История нескончаемых споров вокруг наследия постколониальной науки в целом и ориентализма в частности показывает, какие опасности таит в себе его релятивистская природа. "Ориентализм" Саида часто понимали превратно, видя в нем то откровение истинного Востока, то оправдание арабской интифады и исламского терроризма. Недаром уже незадолго до смерти Саиду пришлось долго и нудно оправдываться, разъясняя непонятливым читателям свою позицию [Said, 2003, p. XI-XXIII, 329-354]. Поэтому я не удивлюсь, если книгу Тольц некоторые превратно поймут как апологию академического востоковедения или свидетельство уникальности российского пути между Западом и Востоком. Тем не менее автору не стоит особенно огорчаться. Вдумчивый и подготовленный читатель разберется и поймет все верно.
Однако, учитывая вероятность появления русского перевода книги, которая так нужна сегодня в России, можно сделать еще кое-что для более адекватного восприятия работы. Исключительно важной представляется поднятая в монографии проблема вклада востоковедов академической школы в интеграцию в российское имперское, а затем советское пространство инородческих элит, среди которых были их ученики и сотрудники. Но эта тема, к сожалению, часто скрыта за "глухими" ссылками на архивные дела, неизвестные (да и недоступные) подавляющему большинству читателей книги. Почему бы не привести в самом тексте или в ссылках цитаты из писем, которыми обменивались в позднее имперское и раннее советское время С.Ф. Ольденбург, Ф.И. Щербатской, Ц. Жамцарано и Б.Б. Барадиин? От этого аргументация автора только выиграла бы.

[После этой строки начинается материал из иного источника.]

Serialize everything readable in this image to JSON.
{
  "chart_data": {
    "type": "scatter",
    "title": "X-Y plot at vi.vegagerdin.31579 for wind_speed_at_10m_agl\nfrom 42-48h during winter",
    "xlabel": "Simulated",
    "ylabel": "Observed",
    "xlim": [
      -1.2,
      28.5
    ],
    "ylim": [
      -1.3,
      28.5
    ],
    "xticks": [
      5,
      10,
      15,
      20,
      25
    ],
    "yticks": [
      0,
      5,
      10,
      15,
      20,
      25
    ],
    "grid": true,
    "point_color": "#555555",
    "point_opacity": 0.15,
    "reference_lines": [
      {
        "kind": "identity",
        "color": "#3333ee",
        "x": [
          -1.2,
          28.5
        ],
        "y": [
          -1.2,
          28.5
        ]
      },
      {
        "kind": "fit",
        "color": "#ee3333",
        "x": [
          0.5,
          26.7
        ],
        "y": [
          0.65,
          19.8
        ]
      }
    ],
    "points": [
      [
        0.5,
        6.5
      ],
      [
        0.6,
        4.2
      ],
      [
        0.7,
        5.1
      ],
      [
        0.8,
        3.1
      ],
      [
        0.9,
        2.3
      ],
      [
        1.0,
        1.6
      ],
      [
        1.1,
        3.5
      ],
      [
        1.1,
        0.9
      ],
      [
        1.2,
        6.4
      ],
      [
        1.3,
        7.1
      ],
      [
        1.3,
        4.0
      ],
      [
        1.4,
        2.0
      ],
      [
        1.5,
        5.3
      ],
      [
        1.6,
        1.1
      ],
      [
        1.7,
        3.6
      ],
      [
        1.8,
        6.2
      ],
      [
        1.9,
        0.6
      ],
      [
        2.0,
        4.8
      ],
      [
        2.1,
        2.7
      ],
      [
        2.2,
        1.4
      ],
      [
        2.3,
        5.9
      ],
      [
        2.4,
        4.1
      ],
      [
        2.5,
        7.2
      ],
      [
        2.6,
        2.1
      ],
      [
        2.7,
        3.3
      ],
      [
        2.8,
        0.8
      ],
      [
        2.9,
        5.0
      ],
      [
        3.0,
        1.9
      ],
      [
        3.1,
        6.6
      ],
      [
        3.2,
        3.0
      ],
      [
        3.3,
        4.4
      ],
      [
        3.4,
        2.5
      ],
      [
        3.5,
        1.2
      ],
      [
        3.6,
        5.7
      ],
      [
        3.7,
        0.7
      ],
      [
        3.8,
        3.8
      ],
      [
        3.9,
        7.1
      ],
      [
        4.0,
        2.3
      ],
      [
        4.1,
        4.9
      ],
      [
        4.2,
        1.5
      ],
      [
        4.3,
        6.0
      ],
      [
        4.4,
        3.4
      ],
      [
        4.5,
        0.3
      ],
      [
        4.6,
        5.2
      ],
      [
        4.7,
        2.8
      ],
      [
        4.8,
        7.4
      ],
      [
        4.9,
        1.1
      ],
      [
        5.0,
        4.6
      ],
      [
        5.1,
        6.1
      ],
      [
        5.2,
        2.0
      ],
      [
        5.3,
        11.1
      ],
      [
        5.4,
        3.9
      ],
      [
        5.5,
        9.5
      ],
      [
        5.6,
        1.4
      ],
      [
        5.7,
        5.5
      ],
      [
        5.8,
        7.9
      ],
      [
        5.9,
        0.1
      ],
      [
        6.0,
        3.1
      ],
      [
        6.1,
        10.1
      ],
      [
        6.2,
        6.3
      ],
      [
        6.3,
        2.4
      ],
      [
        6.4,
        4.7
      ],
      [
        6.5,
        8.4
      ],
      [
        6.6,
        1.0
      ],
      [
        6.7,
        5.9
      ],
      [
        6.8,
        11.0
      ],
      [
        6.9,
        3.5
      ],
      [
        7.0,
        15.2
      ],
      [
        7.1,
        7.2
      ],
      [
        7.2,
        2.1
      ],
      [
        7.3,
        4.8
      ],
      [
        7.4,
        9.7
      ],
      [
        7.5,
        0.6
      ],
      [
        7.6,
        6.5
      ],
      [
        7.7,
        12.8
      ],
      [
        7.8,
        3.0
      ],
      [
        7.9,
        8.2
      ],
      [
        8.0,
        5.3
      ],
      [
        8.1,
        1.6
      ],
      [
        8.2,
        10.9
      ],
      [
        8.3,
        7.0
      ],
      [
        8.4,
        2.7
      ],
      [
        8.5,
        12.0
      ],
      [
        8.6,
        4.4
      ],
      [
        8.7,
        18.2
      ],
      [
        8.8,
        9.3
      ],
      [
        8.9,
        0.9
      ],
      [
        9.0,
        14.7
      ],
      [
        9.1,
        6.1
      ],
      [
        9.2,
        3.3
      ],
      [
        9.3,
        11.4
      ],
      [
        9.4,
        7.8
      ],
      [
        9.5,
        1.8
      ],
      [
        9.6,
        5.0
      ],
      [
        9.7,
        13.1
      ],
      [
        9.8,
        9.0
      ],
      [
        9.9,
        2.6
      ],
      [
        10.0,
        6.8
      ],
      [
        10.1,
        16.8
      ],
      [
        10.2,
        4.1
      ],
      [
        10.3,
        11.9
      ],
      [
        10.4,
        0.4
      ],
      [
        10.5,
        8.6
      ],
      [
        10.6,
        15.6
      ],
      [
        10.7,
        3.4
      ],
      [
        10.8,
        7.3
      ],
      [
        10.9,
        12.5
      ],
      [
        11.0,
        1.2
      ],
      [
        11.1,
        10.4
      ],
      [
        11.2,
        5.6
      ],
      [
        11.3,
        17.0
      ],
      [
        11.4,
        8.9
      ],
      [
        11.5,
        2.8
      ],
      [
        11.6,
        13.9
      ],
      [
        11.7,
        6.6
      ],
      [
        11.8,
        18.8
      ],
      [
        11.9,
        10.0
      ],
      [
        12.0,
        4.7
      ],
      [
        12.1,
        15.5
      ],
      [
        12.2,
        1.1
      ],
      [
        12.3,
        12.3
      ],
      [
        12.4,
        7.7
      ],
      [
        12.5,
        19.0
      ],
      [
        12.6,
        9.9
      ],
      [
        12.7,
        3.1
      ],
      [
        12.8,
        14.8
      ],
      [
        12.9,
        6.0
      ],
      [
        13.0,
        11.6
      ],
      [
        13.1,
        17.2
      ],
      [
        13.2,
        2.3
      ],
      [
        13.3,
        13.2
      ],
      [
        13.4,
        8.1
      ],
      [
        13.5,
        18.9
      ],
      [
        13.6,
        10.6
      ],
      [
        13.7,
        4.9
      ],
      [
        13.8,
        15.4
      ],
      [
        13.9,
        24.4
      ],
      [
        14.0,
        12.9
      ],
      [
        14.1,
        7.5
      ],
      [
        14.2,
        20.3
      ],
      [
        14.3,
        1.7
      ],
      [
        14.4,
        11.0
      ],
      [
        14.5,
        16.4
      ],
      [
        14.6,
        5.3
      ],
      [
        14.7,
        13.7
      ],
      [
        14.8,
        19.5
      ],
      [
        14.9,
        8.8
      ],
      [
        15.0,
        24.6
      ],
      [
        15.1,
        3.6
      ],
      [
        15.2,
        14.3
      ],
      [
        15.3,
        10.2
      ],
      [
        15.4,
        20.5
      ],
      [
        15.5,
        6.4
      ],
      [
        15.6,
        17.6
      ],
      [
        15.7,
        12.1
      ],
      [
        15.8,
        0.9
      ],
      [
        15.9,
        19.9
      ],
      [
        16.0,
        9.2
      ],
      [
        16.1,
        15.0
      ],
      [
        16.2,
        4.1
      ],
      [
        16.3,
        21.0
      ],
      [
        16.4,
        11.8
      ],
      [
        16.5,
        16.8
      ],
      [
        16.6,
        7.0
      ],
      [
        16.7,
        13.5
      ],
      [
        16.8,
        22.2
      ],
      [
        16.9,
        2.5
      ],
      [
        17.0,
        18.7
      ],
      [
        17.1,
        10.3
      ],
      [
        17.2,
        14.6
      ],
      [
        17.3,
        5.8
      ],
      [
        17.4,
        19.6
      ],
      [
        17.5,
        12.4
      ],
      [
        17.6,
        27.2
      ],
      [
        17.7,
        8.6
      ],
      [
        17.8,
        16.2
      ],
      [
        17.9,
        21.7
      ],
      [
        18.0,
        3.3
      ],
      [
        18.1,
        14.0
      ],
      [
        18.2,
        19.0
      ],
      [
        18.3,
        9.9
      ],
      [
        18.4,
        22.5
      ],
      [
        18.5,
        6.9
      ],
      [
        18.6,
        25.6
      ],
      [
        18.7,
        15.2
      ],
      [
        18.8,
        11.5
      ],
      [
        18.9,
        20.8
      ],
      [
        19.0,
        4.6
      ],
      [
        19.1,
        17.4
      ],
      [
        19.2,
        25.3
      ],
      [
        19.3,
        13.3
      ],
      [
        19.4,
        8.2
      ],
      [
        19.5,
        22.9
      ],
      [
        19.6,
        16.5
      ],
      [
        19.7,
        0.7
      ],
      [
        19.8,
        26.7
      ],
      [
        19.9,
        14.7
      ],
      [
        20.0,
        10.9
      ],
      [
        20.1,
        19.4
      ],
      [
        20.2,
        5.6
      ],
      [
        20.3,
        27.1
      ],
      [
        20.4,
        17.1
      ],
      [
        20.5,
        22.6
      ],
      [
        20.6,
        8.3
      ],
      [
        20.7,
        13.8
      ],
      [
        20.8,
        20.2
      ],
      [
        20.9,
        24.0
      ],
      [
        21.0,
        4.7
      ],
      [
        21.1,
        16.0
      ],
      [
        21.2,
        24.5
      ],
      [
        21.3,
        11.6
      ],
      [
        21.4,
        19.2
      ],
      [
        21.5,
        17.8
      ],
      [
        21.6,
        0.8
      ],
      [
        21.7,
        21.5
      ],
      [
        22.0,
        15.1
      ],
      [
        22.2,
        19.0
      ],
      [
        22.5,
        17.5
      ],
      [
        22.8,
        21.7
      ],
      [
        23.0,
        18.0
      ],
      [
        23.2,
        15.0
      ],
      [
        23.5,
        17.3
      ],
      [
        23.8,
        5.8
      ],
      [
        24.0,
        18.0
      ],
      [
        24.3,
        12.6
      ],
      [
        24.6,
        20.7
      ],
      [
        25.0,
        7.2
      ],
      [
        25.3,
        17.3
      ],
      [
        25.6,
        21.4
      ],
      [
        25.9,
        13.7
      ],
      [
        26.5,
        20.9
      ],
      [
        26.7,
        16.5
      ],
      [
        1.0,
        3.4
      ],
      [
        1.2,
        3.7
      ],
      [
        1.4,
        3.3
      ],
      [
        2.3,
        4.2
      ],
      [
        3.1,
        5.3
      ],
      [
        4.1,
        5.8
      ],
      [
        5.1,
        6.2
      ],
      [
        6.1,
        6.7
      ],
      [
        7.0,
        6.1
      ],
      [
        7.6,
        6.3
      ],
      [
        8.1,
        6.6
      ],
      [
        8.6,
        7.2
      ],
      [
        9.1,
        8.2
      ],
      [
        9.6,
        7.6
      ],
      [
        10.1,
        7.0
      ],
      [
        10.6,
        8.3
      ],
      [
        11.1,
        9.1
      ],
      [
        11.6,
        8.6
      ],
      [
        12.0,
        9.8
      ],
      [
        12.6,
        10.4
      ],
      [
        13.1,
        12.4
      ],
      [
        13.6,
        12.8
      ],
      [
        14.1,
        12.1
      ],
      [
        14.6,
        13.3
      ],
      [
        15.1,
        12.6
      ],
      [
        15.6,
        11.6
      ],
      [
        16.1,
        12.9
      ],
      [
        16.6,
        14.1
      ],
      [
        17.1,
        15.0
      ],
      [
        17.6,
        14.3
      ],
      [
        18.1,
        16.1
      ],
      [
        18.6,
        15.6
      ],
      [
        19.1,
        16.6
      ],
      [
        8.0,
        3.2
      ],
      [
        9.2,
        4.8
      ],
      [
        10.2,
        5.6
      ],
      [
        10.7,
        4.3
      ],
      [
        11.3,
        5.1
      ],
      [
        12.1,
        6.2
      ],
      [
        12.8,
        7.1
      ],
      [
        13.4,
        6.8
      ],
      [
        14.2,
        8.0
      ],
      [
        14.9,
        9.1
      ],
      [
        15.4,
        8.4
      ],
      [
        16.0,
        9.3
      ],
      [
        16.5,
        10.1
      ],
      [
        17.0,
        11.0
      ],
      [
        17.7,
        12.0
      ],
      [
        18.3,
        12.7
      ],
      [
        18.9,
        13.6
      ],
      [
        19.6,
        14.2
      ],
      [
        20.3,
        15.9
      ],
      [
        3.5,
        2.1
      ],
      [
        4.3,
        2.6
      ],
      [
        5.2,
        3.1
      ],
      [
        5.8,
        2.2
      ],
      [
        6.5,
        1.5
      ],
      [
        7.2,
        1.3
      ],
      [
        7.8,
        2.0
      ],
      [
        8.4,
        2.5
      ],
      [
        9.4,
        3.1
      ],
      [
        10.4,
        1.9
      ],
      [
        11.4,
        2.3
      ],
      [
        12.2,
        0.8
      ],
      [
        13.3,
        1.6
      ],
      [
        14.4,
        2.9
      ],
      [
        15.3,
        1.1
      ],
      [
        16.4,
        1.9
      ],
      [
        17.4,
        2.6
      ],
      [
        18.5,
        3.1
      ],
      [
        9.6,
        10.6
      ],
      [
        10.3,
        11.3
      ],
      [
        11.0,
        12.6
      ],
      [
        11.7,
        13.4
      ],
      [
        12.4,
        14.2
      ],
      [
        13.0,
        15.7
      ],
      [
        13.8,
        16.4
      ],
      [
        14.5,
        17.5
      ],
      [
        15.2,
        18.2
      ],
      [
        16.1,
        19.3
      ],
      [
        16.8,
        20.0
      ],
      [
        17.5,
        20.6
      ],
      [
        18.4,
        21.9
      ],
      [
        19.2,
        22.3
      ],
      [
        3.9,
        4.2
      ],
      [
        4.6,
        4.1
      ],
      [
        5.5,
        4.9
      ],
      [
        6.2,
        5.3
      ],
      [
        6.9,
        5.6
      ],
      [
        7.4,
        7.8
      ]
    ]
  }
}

В последние годы в науке оживленно обсуждается проблема преемственности и разрывов между царской и советской Россией. В этой области серьезный прорыв сделан с появлением ставшей уже классической монографии Т. Мартина об империи нацменьшинств [Martin, 2001]4. Суть тезиса Мартина, как известно, заключалась в том, что преемственность между поздней империей и ранним советским государством лежала в советских проектах по коренизации административного аппарата на окраинах, конструированию и институционализации национальных меньшинств в территориальных рамках царской России. Усиленные таким образом меньшинства были, по мысли большевиков, способны сцементировать страну и избежать ее дробления, начавшегося в годы революции и гражданской войны после падения старого режима. Тольц определяет этот проект как нациестроительство в имперских государственных рамках (sub-state nation-building, р. 169).
Еще одно измерение, связывающее оба режима, - через имперских этнографов, принявших участие в конструировании этнических общин и территорий в Советском Союзе, предложила в своей книге Френсин Хирш [Hirsch, 2005]. В книге Тольц мы обнаруживаем и другое связующее звено двух империй цех ученых-востоковедов академической петербургской школы (причем не ориенталистов в саидовском понимании этого термина!), образовывавший с их корреспондентами нерусского происхождения единую социальную сеть (network). Наряду с имперским практическим востоковедением военных переводчиков и православных миссионеров, противопоставляя и дополняя их, академическая школа ориенталистики внесла свою лепту в создание российского Востока и представлений о нем эпохи колониальных империй и социалистического внутрироссийского нациестроительства.
4 Недавно вышел долгожданный русский перевод книги [Мартин, 2011].
СПИСОК ЛИТЕРАТУРЫ
Васильков Я.В., Сорокина М.Ю. Люди и судьбы. Биобиблиографический словарь востоковедов - жертв политического террора в советский период (1917-1991). СПб.: Петербургское востоковедение, 2003.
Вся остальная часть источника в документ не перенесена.